Most striking was the context for the attack on Mr. Pence, whose presence on the presidential ticket in 2016 was critical to reassuring evangelical voters that Mr. Trump, a thrice-married New York real estate developer whose first divorce was tabloid fodder for months and who had supported abortion rights, had become sufficiently conservative on social issues.
Mr. Pence, who often talks about his religious faith, is a favorite among the kind of voters attending the conference. But that did not stop Mr. Trump from denouncing him from the stage on Friday.
After repeating claims about election fraud that have been widely debunked, including by his former attorney general, William P. Barr, Mr. Trump turned his sights on Mr. Pence.
First, he insisted that he had not called Mr. Pence a “wimp” in a phone call with the vice president on the morning of Jan. 6, 2021, even though Mr. Trump’s former aide Nick Luna had testified under penalty of perjury about such a comment. “I don’t even know who these people are,” Mr. Trump told the crowd.
“I never called Mike Pence a wimp,” said Mr. Trump, whose daughter Ivanka was present for the call and later told her chief of staff that Mr. Trump had effectively called Mr. Pence a coward, using a vulgarity. Then, Mr. Trump went on to describe Mr. Pence as weak.
“Mike Pence had a chance to be great. He had a chance to be, frankly, historic,” the former president said. “But just like Bill Barr and the rest of these weak people,” he said, Mr. Pence “did not have the courage to act.” The comment was met with applause.
Mr. Trump continued to mock Mr. Pence, whose aides testified that he had told Mr. Trump repeatedly that he did not have the power to dismiss Mr. Biden’s Electoral College victory or declare a 10-day recess in the congressional session to send the votes back to states to be re-examined.
“Mike Pence had absolutely no choice but to be a human conveyor belt,” Mr. Trump said.
Mr. Trump also mischaracterized the 1801 certification of Thomas Jefferson’s presidential victory — a process that Jefferson, then the vice president, oversaw — to argue that Mr. Pence should have used that model to keep Mr. Trump in office.

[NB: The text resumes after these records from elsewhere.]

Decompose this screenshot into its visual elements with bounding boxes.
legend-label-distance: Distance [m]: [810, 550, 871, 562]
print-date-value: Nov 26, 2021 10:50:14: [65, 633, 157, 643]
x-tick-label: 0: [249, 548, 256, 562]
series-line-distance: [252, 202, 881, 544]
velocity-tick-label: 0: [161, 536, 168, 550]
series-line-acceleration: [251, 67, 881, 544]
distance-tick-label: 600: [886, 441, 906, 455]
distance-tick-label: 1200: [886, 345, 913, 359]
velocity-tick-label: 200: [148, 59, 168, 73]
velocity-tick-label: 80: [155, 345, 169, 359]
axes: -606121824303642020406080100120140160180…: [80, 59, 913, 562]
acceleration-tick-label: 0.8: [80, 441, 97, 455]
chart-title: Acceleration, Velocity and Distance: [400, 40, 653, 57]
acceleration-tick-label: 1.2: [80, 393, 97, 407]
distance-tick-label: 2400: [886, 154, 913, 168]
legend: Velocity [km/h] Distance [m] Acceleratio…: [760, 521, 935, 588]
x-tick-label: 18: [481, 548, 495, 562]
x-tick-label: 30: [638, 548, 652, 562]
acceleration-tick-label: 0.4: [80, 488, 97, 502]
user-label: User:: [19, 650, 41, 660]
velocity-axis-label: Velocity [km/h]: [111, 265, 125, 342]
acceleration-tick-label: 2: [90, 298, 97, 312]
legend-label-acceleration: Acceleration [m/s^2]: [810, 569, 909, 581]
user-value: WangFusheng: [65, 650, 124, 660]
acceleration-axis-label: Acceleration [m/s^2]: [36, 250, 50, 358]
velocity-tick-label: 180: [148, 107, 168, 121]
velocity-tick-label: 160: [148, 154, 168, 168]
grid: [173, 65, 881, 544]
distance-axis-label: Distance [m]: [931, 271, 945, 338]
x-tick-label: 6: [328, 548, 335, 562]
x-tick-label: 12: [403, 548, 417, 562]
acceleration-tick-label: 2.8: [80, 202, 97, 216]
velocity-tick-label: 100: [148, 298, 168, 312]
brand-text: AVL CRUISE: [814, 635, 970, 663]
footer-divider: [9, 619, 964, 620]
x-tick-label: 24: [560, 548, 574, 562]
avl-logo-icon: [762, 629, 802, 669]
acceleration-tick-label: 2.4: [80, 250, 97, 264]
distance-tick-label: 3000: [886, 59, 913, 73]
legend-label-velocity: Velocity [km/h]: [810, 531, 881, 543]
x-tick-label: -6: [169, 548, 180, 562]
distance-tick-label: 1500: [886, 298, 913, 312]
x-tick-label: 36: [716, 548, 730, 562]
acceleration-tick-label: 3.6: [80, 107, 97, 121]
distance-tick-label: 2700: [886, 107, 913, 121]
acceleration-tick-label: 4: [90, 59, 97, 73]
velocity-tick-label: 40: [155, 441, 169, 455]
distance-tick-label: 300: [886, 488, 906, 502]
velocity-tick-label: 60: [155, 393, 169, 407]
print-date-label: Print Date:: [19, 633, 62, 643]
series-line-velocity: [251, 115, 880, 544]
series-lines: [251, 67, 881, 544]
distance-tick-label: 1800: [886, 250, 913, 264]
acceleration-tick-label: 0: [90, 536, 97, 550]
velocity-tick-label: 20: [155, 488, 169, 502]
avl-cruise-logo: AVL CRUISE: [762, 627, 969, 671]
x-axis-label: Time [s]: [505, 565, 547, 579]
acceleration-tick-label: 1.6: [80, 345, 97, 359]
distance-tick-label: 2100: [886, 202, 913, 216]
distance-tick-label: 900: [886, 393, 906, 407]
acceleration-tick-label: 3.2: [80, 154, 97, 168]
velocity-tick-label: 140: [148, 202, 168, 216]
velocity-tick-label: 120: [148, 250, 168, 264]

“I said to Mike, ‘If you do this, you can be Thomas Jefferson,’” Mr. Trump said. “And then after it all went down, I looked at him one day and I said, ‘Mike, I hate to say this, but you’re not Thomas Jefferson.’”
Marc Short, Mr. Pence’s former chief of staff, said this conversation never happened. Mr. Short did not comment more broadly on Mr. Trump’s speech.
Mr. Trump also complained that the House committee had edited videos of his former aides’ testimony so that they were not played in full context. He appeared to be referring indirectly to testimony by his daughter Ivanka, whose remarks have been used against her father in two hearings.
Speaking of the mob that left his speech at the Ellipse on Jan. 6 and swarmed the Capitol, Mr. Trump remained defensive. “It was a simple protest,” he said. “It got out of hand.”